Any CRM connectivity for post-transaction frequency capping?
One of the principles is that because we are so focused on business outcomes for the customer, the algorithm needs to learn that this customer has transacted. The algorithm sees that yesterday she transacted and has to determine how likely she is to transact today again. If she bought a car, probably not—she's not going to buy a car again. But if it was something else, then maybe it is relevant. Or maybe another kind of communication: if she bought a car, maybe she needs [child] seats.

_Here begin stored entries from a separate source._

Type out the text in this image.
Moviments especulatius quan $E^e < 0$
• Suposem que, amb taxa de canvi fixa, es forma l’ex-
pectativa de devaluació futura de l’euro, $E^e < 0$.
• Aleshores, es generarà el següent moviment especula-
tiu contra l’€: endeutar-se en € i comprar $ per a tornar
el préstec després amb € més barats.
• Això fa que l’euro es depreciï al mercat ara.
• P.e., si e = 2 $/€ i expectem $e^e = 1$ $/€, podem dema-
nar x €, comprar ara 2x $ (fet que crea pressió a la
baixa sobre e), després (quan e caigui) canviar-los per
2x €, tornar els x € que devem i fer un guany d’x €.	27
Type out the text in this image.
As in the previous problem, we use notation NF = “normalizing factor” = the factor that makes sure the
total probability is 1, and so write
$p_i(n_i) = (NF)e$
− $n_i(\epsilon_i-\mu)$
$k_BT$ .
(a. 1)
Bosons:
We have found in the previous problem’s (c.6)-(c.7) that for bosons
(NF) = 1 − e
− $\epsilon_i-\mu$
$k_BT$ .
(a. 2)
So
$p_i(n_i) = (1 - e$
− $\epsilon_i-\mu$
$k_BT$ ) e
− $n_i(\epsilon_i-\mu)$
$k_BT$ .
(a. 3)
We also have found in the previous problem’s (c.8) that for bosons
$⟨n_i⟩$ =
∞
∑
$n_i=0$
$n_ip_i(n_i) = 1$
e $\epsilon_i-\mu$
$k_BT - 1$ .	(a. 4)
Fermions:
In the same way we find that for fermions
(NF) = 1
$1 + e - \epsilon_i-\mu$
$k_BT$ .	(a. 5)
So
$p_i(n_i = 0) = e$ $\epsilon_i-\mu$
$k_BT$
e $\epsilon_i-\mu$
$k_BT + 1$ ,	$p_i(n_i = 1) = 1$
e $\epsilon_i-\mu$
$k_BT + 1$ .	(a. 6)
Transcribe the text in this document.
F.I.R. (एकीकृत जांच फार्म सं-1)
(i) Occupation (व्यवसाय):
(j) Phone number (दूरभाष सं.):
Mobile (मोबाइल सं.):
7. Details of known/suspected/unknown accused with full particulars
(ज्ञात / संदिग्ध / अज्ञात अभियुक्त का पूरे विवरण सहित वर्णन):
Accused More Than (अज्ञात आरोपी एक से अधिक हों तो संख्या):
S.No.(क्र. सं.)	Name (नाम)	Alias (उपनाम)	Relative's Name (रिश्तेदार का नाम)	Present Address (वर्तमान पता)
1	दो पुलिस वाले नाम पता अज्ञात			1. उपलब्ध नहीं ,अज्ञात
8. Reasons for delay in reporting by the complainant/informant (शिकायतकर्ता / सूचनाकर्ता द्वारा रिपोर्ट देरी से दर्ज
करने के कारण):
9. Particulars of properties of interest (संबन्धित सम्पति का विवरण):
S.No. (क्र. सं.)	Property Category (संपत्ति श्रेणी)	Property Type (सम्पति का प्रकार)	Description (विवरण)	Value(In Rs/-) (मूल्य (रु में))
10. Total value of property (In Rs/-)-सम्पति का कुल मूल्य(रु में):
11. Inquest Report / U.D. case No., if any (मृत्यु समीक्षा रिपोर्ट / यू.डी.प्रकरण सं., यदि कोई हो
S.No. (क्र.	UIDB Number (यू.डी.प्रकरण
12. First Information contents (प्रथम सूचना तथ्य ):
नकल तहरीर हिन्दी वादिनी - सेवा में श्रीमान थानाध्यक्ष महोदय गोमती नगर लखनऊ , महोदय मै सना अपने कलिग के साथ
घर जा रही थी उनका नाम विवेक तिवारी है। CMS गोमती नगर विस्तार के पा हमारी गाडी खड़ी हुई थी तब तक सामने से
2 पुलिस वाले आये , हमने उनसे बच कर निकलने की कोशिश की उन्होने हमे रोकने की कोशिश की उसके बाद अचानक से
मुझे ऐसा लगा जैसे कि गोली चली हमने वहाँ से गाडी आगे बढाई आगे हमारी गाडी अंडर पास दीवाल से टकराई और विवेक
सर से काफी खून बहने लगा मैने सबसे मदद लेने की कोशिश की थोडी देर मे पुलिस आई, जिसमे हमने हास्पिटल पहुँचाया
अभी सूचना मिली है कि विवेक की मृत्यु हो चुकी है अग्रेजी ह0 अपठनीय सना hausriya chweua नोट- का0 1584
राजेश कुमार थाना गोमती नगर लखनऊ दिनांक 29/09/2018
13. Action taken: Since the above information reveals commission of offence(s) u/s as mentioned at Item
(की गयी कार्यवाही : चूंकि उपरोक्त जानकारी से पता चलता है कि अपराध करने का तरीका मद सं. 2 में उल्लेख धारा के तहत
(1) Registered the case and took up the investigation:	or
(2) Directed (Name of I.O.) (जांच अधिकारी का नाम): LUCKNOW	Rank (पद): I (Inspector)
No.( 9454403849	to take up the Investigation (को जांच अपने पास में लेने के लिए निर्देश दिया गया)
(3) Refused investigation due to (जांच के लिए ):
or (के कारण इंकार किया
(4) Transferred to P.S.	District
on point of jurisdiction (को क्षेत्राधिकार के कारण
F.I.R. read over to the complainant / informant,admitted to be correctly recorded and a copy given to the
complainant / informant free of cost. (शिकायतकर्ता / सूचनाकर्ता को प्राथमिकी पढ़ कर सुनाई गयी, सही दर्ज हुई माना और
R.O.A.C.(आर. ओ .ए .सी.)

The algorithm has to learn and become better with every transaction, with every exposure, with every bid. The first thing that happens with any programmatic transaction is the bid opportunity. So an exchange, a publisher like Yahoo, and a customer. A banner ad space makes a call to Yahoo's server, Yahoo, in turn, calls AppNexus, and they, in turn, give us a call. Now we have to decide, is that bid opportunity worth it? Who is the user behind that opportunity? Which means you must have a very strong identity graph to know who that user is, what our past experience with that user has been. All this happens in 100 milliseconds, to tell Yahoo 'yes' or 'no', and if the former then 'at what price'.